A promising new system can convert brown seaweed into biofuel, opening up a new possible source of energy that could help replace fossil fuels, like gasoline, scientists reported Thursday.
The secret: bacteria genetically engineered to break down a previously inaccessible sugar in seaweed, called alginate.
The researchers who developed this new system used it to generate ethanol, a biofuel that is added to gasoline; however, it has the potential to produce not just ethanol but other biofuels, they and others say.
The new system is like a Lego platform, said Yasuo Yoshikuni, a study researcher and chief science officer and co-founder at Bio Architecture Lab in California. With changes to the components in the process, the same microbe-based system could be used to produce a variety of products, Yoshikuni said.
For instance, the system could be used to turn seaweed into a source (also called a feedstock) for other biofuels, which could include butanol — an alcohol, like ethanol, that is blended into gas — or chemicals used in biodiesel, which has properties similar to conventional, petroleum-based diesel.
"It opens up a vast new potential for biofuel feedstocks," said Tom Richard, director of the Institutes of Energy and the Environment at Pennsylvania State University.
Two questions remain, according to Richard, who was not involved in the study, which is published in Friday's issue of the journal Science: Is it economically feasible to use seaweed to produce biofuel? And is it environmentally attractive?
"We don't know the answer to either question, what this article demonstrates is that it is technically possible, which is a great first step," Richard said. "And I think in both cases there is reason to think there is a good shot."

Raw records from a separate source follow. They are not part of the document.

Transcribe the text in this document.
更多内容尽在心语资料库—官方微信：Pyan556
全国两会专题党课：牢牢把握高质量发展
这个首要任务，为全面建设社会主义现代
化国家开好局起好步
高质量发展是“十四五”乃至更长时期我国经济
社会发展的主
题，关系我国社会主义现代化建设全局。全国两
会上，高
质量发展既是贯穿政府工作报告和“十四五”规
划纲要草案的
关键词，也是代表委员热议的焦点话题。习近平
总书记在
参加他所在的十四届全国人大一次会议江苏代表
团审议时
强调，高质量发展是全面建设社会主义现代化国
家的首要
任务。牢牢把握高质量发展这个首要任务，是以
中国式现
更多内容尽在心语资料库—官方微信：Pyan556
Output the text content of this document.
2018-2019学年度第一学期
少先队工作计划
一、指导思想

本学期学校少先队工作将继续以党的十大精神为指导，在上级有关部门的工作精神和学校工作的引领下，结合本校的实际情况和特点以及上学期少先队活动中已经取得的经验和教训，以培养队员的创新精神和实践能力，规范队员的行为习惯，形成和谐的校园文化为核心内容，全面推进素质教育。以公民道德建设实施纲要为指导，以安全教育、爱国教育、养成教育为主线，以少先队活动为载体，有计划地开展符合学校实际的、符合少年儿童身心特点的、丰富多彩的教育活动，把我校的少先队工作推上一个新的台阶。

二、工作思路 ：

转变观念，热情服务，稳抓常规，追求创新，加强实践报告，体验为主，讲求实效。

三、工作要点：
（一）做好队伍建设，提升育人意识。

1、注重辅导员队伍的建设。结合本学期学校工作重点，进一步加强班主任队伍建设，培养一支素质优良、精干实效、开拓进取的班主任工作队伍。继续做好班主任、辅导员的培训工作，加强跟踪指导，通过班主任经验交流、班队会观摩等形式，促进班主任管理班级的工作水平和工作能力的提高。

Seaweed now joins the cadre of plants — from corn to single-celled algae — that offer tantalizingly renewable and domestically produced alternatives to fossil fuels. In the United States, ethanol made from corn is added to gasoline; in Brazil, cars are powered largely, sometimes completely, by ethanol made from sugar cane.
But converting corn and sugar cane into fuel can be problematic, since both are also food crops. Even other potential biofuel sources, like switchgrass, can compete for land in a world whose population is growing and seeking a more resource-intensive diet.
"This is one of the great debates about biofuel: Is there sufficient agricultural land to produce the food we require in society and also produce significant amounts of biofuels," Richard said.
Seaweed is different; it doesn't compete with farming.
"There is a lot of biomass in the ocean, and so far people haven't really found ways to substantially exploit it," said Chris Somerville, director of the Energy Biosciences Institute, who wasn't involved in the study.
Seaweed — a relatively unexploited source of nutrition, particularly in North America — is high in sugars, which are precursors for most biofuels. Seaweed also lacks lignin, a compound that makes cell walls rigid in land plants and that must be removed before such plants can be turned into fuel.
Even so, until now, seaweed appeared to have limited potential as a feedstock for biofuel, since one of its primary sugars, alginate, couldn't be broken down efficiently enough to produce biofuel on an industrial scale.
Marine microbes already have the ability to break down alginate, transport the products and metabolize them, so Yoshikuni's team first figured out the details of how this happens. Then, they engineered another, more industry-friendly microbe, E. coli, to do something similar, spitting out ethanol at the end of a multi-step process. The last of the steps could be replaced to produce other biofuels, or even chemicals such as plastics and polymer building blocks.
This system also takes advantage of other sugars in the seaweed, mannitol and glucan, since the E. coli already possessed the ability to break down mannitol, and commericially available enzymes can easily break glucan down into a more accessible form, glucose.
This system could be used in any brown seaweed (seaweeds also come in green and red). Yoshikuni's team used kombu, kelp used in East Asian cuisine.
Cultivating seaweed along three percent of the world's coastlines, where kelp already grows, could produce 60 billion gallons of ethanol, according to Dan Trunfio, BAL's chief executive officer.
Both Richard and Somerville said the production of ethanol from seaweed using their microbial system would likely require more work to become cost-effective on an industrial scale.
BAL, which is testing cultivation methods at four pilot seaweed farms off the coast of Chile, is working on commercializing the process to produce ethanol and renewable chemicals, according to Trunfio. Seaweed's advantages, its high sugar content and lack of lignin, make it a viable source for biofuel from a cost perspective, he said.
There is also the environmental question.
One challenge will likely be seaweed's demand for nutrients, such as nitrogen and phosphorus, which are not naturally abundant in the oceans, Somerville said. "And generally it is undesirable to fertilize the ocean," he said.
Runoff filled with nutrients creates dead zones, with low oxygen content, as happens in the Gulf of Mexico where the Mississippi River delivers its payload of agricultural fertilizer.
Trunfio argues, however, that seaweed's need for nutrients creates an opportunity, noting BAL's seaweed farms are located near salmon farms, so the seaweed can use salmon waste as fertilizer.
Overall, Somerville was cautious about the implications of the new microbial system.
"Does this change everything? No," Somerville said. "It's the beginning of opening up a new area; it needs quite a lot of additional investigation broadly speaking to see what the real opportunity is."